In the last quarter of 2022 however, Poolin announced liquidity problems that made it suspend internal transfers and even withdrawals from its network. The announcement led to some miners leaving the pool, leading to a drop in hash power. (BMJ Score: 2.5)
How Bitcoin Mining Pools Work
Every time a bitcoin changes hands, miners process the complex algorithms that unlock the blockchain and record a new owner. They are, in a very real sense, the backbone of the bitcoin network.
Yet, as the bitcoin network has grown in popularity, this process has come to require increasingly intense amounts of computing power. Without spending a fortune, it’s almost impossible for individuals to set up a mining operation with a realistic chance of reward. The solution: mining pools.
A mining pool connects users into a networked “mine.” You dedicate a portion of your computer’s processing power to the overall operation, and in exchange, you get a portion of the created bitcoins. By joining a bitcoin mining pool, you can contribute to the network while also getting a realistic chance to earn some bitcoin in the process (albeit in smaller amounts).
While reviewing mining pools, one of the most important terms you should know is “hash rate.” This is the speed at which a mine processes the bitcoin algorithm.
A hash is a mine’s attempted answer, and the rate is measured at hashes per second. In the table above, we have represented this as “Pool Share” – each mining pool’s percentage of the overall hash rate across the bitcoin network. (A pool share of 20.9 percent, for example, means that this mining pool provides 20.9 percent of the bitcoin network’s overall hash rate.)
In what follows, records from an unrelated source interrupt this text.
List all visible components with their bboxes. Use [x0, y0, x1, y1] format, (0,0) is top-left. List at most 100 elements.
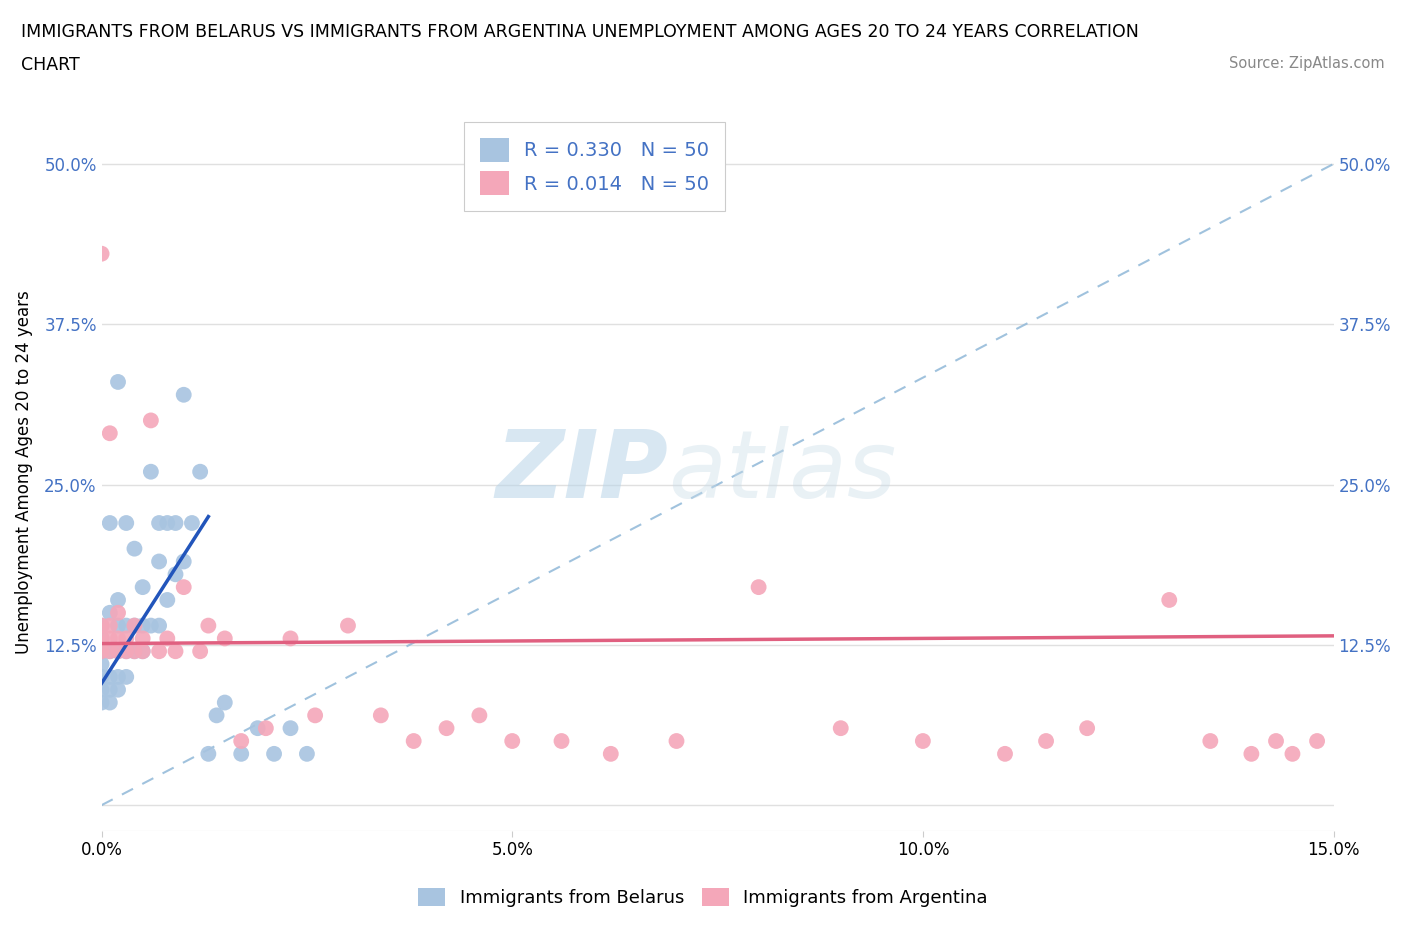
Point [748, 579, 770, 594]
Point [148, 515, 170, 530]
Point [98, 605, 121, 620]
Point [173, 554, 195, 569]
Text: atlas: atlas [668, 426, 897, 517]
Point [173, 387, 195, 402]
Point [115, 618, 138, 633]
Point [90, 618, 112, 633]
Point [90, 670, 112, 684]
Point [139, 464, 162, 479]
Point [98, 426, 121, 441]
Y-axis label: Unemployment Among Ages 20 to 24 years: Unemployment Among Ages 20 to 24 years [15, 290, 32, 654]
Point [139, 618, 162, 633]
Point [468, 708, 491, 723]
Point [148, 618, 170, 633]
Point [156, 592, 179, 607]
Point [90, 695, 112, 710]
Legend: Immigrants from Belarus, Immigrants from Argentina: Immigrants from Belarus, Immigrants from… [409, 879, 997, 916]
Point [1159, 592, 1181, 607]
Point [231, 734, 253, 749]
Legend: R = 0.330   N = 50, R = 0.014   N = 50: R = 0.330 N = 50, R = 0.014 N = 50 [464, 123, 724, 211]
Point [124, 618, 146, 633]
Point [254, 721, 277, 736]
Point [115, 631, 138, 645]
Point [231, 747, 253, 762]
Point [280, 721, 302, 736]
Point [436, 721, 458, 736]
Point [98, 644, 121, 658]
Point [131, 644, 153, 658]
Point [246, 721, 269, 736]
Point [107, 375, 129, 390]
Point [98, 618, 121, 633]
Point [90, 631, 112, 645]
Point [1240, 747, 1263, 762]
Point [131, 618, 153, 633]
Point [124, 618, 146, 633]
Point [1035, 734, 1057, 749]
Point [501, 734, 523, 749]
Text: Source: ZipAtlas.com: Source: ZipAtlas.com [1229, 56, 1385, 71]
Point [197, 747, 219, 762]
Point [165, 644, 187, 658]
Point [107, 670, 129, 684]
Point [370, 708, 392, 723]
Point [90, 644, 112, 658]
Point [107, 631, 129, 645]
Point [98, 644, 121, 658]
Point [148, 644, 170, 658]
Point [107, 683, 129, 698]
Point [98, 515, 121, 530]
Point [115, 515, 138, 530]
Point [402, 734, 425, 749]
Point [90, 644, 112, 658]
Point [188, 644, 211, 658]
Point [911, 734, 934, 749]
Point [665, 734, 688, 749]
Point [280, 631, 302, 645]
Point [205, 708, 228, 723]
Point [188, 464, 211, 479]
Point [98, 631, 121, 645]
Point [197, 618, 219, 633]
Point [98, 683, 121, 698]
Point [131, 631, 153, 645]
Point [90, 657, 112, 671]
Point [131, 644, 153, 658]
Point [124, 541, 146, 556]
Point [1265, 734, 1288, 749]
Point [550, 734, 572, 749]
Point [173, 579, 195, 594]
Point [304, 708, 326, 723]
Point [90, 618, 112, 633]
Point [1076, 721, 1098, 736]
Point [98, 695, 121, 710]
Point [98, 670, 121, 684]
Point [1199, 734, 1222, 749]
Point [107, 644, 129, 658]
Point [336, 618, 359, 633]
Point [107, 618, 129, 633]
Point [148, 554, 170, 569]
Point [263, 747, 285, 762]
Point [124, 644, 146, 658]
Point [156, 515, 179, 530]
Point [131, 579, 153, 594]
Point [124, 644, 146, 658]
Point [295, 747, 318, 762]
Text: CHART: CHART [21, 56, 80, 73]
Point [115, 644, 138, 658]
Point [181, 515, 204, 530]
Point [1281, 747, 1303, 762]
Point [139, 413, 162, 428]
Point [165, 515, 187, 530]
Point [115, 670, 138, 684]
Point [214, 631, 236, 645]
Point [1306, 734, 1329, 749]
Point [90, 246, 112, 261]
Point [115, 644, 138, 658]
Point [107, 592, 129, 607]
Point [90, 683, 112, 698]
Point [830, 721, 852, 736]
Point [156, 631, 179, 645]
Point [214, 695, 236, 710]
What You Need to Mine Bitcoin
1. Bitcoin Wallet
After successfully validating a block, you’ll need a bitcoin wallet to store the coins your mining efforts yield. It may be wise to create a bitcoin wallet solely for mining activities, separate from your other bitcoin investments.
There are a variety of online wallets to choose from, though as a miner you could consider our list of the best cold storage wallets, which are considered safer.
3. Mining Hardware
Mining bitcoin requires powerful hardware, therefore, use of common CPUs and GPUs may not cut it in terms of practicality, and will probably be a waste of your time and electricity.
Your best bet may be to buy a specialized mining machine commonly referred to as an ASIC or Application-Specific Integrated Circuit device. See our list of best crypto mining rigs to discover the best ones in the market, their specifications, price, energy consumption, and more.
4. Bitcoin Mining Calculator
Mining calculators are handy tools that calculate the profits and expenses of cryptocurrency mining. They make your life easier by considering factors such as the hash rate of the equipment, the cost of energy it will consume, pool fees, and others to calculate an estimate of the expected profit.
5. Cheap and Reliable Power Supply
Graphic cards in mining rigs work 24 hours a day, hence they consume a lot of power. This is why mining farms are set up in hand-picked locations where the cost of electricity is cheaper.
On top of consuming a lot of power, mining rigs generate a lot of heat. While some come with built-in fans, the room might get hot quickly if you have multiple rigs, therefore, you might need to consider external cooling which will also help protect your GPUs from failure due to overheating.